Sometimes, an alternative definition, which is computationally more viable, is considered using the concept of correspondences. Given two point sets $X$ and $Y$, a correspondence $C$ between them is a subset of $X\times Y$ such that $\forall x\in X\exists y\in Y\ni(x,y)\in C$ and $\forall y\in Y\exists x\in X\ni(x,y)\in C$. Roughly speaking, a correspondence is a relation that is ``bi-surjective’’. Any surjective function $f:X\to Y$ naturally induces a correspondence
\[C_f=\left\{\big(x,f(x)\big)\mid x\in X\right\}.\]For a given correspondence $C$, its distortion is defined to be
\[dist(C)=\sup_{\substack{(x_1,y_1),(x_2,y_2)\in C}}|d_X(x_1,x_2)-d_Y(y_1,y_2)|.\]Now, the Gromov-Hausdorff distance is characterized by
\[d_{GH}(X,Y)=\frac{1}{2}\inf_{C\subseteq X\times Y}dist(C);\]see burago_course_2001 for a proof. We consider the problem of efficiently computing the Gromov-Hausdorff distance between finite subsets $X$ and $Y$ of $\mathbb{R}^d$ equipped with the standard Euclidean metric.

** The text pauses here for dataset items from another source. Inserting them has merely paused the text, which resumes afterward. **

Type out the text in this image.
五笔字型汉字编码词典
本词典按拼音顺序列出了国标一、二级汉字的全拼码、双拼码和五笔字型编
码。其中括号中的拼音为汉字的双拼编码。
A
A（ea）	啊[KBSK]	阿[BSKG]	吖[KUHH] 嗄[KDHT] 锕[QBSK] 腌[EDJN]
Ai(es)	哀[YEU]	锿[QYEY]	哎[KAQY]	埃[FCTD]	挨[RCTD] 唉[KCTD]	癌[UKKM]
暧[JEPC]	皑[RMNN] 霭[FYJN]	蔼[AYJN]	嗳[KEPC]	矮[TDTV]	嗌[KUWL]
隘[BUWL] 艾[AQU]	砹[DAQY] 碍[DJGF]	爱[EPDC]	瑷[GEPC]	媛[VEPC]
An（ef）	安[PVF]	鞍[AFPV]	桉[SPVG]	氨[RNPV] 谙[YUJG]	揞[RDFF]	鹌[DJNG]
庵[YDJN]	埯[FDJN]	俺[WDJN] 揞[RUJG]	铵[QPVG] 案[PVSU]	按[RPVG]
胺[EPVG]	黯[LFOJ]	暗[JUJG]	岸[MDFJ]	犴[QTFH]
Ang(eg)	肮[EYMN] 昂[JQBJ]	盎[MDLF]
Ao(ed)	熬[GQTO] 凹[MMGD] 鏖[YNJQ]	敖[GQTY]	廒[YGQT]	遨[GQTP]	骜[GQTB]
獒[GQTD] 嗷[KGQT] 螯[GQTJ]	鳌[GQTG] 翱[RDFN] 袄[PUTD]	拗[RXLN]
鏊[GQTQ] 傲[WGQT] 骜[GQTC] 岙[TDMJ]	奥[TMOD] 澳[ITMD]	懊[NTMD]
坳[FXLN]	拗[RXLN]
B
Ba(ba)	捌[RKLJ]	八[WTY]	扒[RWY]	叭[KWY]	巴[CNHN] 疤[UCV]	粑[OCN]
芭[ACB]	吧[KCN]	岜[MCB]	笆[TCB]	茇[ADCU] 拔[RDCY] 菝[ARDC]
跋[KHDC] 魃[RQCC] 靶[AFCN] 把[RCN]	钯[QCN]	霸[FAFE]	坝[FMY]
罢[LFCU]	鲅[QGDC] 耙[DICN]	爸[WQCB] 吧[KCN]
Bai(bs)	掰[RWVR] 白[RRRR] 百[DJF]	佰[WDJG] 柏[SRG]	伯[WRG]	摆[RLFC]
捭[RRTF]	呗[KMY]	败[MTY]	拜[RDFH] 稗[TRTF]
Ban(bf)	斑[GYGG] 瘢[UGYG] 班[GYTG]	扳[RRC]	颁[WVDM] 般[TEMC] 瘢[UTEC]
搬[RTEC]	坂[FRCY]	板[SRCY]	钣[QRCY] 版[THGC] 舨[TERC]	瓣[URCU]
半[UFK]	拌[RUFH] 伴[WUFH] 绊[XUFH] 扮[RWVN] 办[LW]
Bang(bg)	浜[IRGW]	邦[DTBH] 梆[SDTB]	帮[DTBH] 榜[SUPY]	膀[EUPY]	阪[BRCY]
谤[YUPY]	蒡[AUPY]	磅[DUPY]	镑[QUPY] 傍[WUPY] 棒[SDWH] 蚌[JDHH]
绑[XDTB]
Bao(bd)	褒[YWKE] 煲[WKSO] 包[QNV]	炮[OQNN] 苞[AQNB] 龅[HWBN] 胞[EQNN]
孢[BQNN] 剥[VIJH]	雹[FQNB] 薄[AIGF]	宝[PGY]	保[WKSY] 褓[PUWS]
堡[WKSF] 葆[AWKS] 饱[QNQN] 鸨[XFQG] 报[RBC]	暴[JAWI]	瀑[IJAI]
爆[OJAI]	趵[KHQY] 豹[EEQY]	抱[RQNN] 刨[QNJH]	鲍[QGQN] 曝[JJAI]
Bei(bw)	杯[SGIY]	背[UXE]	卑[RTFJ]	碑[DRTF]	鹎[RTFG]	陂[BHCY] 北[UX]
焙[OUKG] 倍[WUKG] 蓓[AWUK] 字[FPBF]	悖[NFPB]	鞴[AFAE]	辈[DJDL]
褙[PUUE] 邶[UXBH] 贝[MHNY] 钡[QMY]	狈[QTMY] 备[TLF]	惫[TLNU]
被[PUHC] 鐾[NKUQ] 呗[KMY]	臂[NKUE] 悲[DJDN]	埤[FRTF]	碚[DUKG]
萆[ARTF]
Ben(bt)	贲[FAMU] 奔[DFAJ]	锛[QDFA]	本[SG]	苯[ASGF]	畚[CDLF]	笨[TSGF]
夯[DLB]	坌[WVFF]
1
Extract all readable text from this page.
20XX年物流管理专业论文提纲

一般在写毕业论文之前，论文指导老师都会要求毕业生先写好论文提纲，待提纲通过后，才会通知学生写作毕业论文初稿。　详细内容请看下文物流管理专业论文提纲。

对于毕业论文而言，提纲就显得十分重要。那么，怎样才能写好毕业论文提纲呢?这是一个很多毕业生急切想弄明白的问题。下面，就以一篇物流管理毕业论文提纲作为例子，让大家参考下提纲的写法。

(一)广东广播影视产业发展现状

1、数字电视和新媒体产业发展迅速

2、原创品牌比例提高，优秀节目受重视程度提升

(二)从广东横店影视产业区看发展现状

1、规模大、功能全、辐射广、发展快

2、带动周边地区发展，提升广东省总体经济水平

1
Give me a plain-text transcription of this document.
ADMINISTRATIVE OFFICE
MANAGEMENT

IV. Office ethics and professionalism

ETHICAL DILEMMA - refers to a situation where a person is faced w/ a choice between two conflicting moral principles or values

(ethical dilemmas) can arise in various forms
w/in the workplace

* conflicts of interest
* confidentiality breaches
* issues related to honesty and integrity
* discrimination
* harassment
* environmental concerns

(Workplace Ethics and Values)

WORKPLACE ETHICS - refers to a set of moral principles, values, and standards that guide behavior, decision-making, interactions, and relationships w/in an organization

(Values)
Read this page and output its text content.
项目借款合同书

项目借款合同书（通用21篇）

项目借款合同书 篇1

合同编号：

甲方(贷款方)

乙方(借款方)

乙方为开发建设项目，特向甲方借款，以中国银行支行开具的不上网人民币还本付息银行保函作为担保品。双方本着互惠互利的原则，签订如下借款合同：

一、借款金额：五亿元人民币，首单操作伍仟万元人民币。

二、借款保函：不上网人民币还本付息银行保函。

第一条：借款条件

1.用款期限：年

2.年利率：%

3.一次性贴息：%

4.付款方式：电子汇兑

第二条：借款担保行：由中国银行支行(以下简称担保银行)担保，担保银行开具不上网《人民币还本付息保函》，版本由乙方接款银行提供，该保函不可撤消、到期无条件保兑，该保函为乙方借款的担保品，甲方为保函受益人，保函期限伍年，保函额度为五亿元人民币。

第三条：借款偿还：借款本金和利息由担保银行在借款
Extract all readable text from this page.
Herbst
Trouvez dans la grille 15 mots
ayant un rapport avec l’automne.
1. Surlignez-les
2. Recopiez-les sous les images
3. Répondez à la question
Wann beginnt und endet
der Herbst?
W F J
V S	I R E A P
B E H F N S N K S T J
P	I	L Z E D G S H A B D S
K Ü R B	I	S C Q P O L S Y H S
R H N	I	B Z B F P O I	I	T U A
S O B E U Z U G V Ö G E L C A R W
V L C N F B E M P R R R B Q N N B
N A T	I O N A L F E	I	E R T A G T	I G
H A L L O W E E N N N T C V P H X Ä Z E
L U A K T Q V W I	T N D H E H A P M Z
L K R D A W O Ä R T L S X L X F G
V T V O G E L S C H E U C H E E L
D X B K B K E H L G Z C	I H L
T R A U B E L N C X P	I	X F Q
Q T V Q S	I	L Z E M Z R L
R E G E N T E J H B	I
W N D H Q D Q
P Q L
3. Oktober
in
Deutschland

We note from the latter definition of the Gromov-Hausdorff distance that it takes at least $2^k$ operations to naively compute it if $X,Y$ have at most $k$ points. In such a case in general, we seek an approximation algorithm that requires only polynomial many operations, but at the expense of computing an approximate answer that is within a certain approximation factor.
The authors of agarwal_computing_2015 show the NP-hardness of approximation of $d_{GH}$ when $X,Y$ are metric trees. However, computing the Gromov-Hausdorff distance between Euclidean subsets is still elusive.
In hutchison_approximating_2005, the authors consider (finite) subsets $X,Y$ of $\mathbb{R}^d$ of same cardinality and the class of only bijective correspondences between them. For $d=1$, they present an approximation algorithm to find the least distortion bijection with an approximation factor of $2$. They then pose two open problems: Can an approximation factor better than $2$ be achieved and is it NP-hard to compute the least distortion bijective correspondence between Euclidean subsets?
In our effort to approximate $d_{GH}$, we look into its relationship with $d_{H,iso}$, the minimum Hausdorff distance under the class of Euclidean isometries. For $d=1$ and compact subsets $X,Y$, we show in majhi2019approximating that
\[d_{GH}(X,Y)\leq d_{H,iso}(X,Y)\leq\left(1+\frac{1}{4}\right)d_{GH}(X,Y).\]We also show that the upper bound is tight. This gives rise to an $O(k\log{k})$-time algorithm for approximating $d_{GH}(X,Y)$ with an approximation factor of $\left(1+\frac{1}{4}\right)$; see majhi2019approximating. Our method can also be adapted to have the same approximation factor for finding the lowest distortion bijective correspondences, hence solving the open problem addressed in hutchison_approximating_2005.
We now investigate the following two directions:
1) For $d=1$, we conjecture that it is NP-hard to approximate the Gromov-Hausdorff distance with a factor better than $\left(1+\frac{1}{4}\right)$.
2) Unlike $d=1$, the $d_{H,iso}$ fails to provide an approximation algorithm with a constant approximation factor when $d>1$. In higher dimension, are there any other ways to approximate the Gromov-Hausdorff distance?